Obama Warns of 'Difficult' Road Ahead in Pakistan, Afghanistan

President Obama warned today that there will be more violence in Pakistan and Afghanistan, but added because the security of the two nations and the United States is linked, his administration remains committed to defeating al Qaeda in the region.

"The United States has a stake in the future of these two countries," Obama said after a meeting with Presidents Hamid Karzai of Afghanistan and Asif Ali Zardari of Pakistan. "We have learned time and again that our security is shared. It is a lesson that we learned most painfully on 9/11, and it is a lesson that we will not forget."

VIDEO: Jake Tapper on Afghanistan Pakistan meeting

The three leaders met this afternoon at the White House amid growing concerns about security in Pakistan in order to discuss how the three nations can work together to stabilize the region.

Obama said the United States must provide "lasting support to democratic institutions" and help support reconstruction efforts in Pakistan while the government there battles an insurgency that threatens the country's security.

"We must do more than stand against those who would destroy Pakistan. We must stand with those who want to build Pakistan," the president said. "I want the Pakistani people to understand that America is not simply against terrorism; we are on the side of their hopes and their aspirations, because we know that the future of Pakistan must be determined by the talent, innovation and intelligence of its people."

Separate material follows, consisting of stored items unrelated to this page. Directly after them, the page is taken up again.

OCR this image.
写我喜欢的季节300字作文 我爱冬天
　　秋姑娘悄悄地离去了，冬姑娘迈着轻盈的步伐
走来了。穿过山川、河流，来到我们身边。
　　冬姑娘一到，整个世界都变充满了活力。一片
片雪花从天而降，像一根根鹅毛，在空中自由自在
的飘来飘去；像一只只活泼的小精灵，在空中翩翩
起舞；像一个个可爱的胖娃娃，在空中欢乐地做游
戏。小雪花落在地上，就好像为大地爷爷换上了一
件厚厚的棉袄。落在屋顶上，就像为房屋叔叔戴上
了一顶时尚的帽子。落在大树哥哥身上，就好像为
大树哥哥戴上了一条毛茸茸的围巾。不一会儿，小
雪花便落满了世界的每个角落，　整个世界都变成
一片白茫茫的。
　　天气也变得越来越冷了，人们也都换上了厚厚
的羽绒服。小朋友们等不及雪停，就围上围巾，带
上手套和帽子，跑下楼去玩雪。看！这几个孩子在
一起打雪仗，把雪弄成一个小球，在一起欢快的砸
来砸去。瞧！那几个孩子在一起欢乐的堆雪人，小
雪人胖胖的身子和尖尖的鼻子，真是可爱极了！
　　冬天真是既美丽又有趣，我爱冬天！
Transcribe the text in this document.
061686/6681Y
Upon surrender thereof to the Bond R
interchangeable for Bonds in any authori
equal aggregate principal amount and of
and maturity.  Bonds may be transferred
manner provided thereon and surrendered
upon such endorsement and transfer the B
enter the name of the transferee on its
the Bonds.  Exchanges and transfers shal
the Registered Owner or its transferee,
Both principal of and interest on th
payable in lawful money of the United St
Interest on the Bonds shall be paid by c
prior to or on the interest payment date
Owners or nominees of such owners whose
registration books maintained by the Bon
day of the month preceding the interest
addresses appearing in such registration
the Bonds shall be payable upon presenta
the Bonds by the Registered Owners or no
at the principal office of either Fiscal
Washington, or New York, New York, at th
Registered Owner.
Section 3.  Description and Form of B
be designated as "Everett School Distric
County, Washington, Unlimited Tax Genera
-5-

Afghanistan's ambassador to the United States, Said T. Jawad, said in an interview with ABC News that the country is seeking specifically to improve intelligence exchange, security and trade and transit in Afghanistan.

"These talks are about getting very very specific measurable objectives set forward and then working together to achieve them and also measure our accomplishment on how far we are coming... What we are seeking is a very clear objectives -- better mechanism of exchanging information, mechanism to measure deliveries of those objectives being set by Afghanistan with the assistance of the United States," Jawad said.

Early today, Afghanistan and Pakistan signed a memorandum of understanding to develop a trade agreement between the two countries by the end of the year, an event dubbed "historic" by Secretary of State Hillary Clinton.

Karzai and Zardari met with Clinton and others at the State Department this morning to discuss how to combat the growing influence of the Taliban and al Qaeda in the two countries.

Clinton stressed the need for open lines of communication and cooperation among the three countries.

"We have made this common cause because we face a common threat," Clinton said. "And we have a common task and a common challenge. We know that each of your countries is struggling with the extremists who would destabilize and undermine democracy.

"Now, we are not perfect. No human being is. We will make mistakes. But we need to have the kind of open dialogue where we express our concerns about those mistakes," she added.

Clinton expressed her "regret" about the U.S. bombing in Afghanistan that killed dozens of civilians Tuesday and said there will be a joint investigation.

Obama said today that he made clear to Karzai that the U.S. will work with the Afghan government and international partners "to avoid civilian casualties as we help the Afghan government combat our common enemy."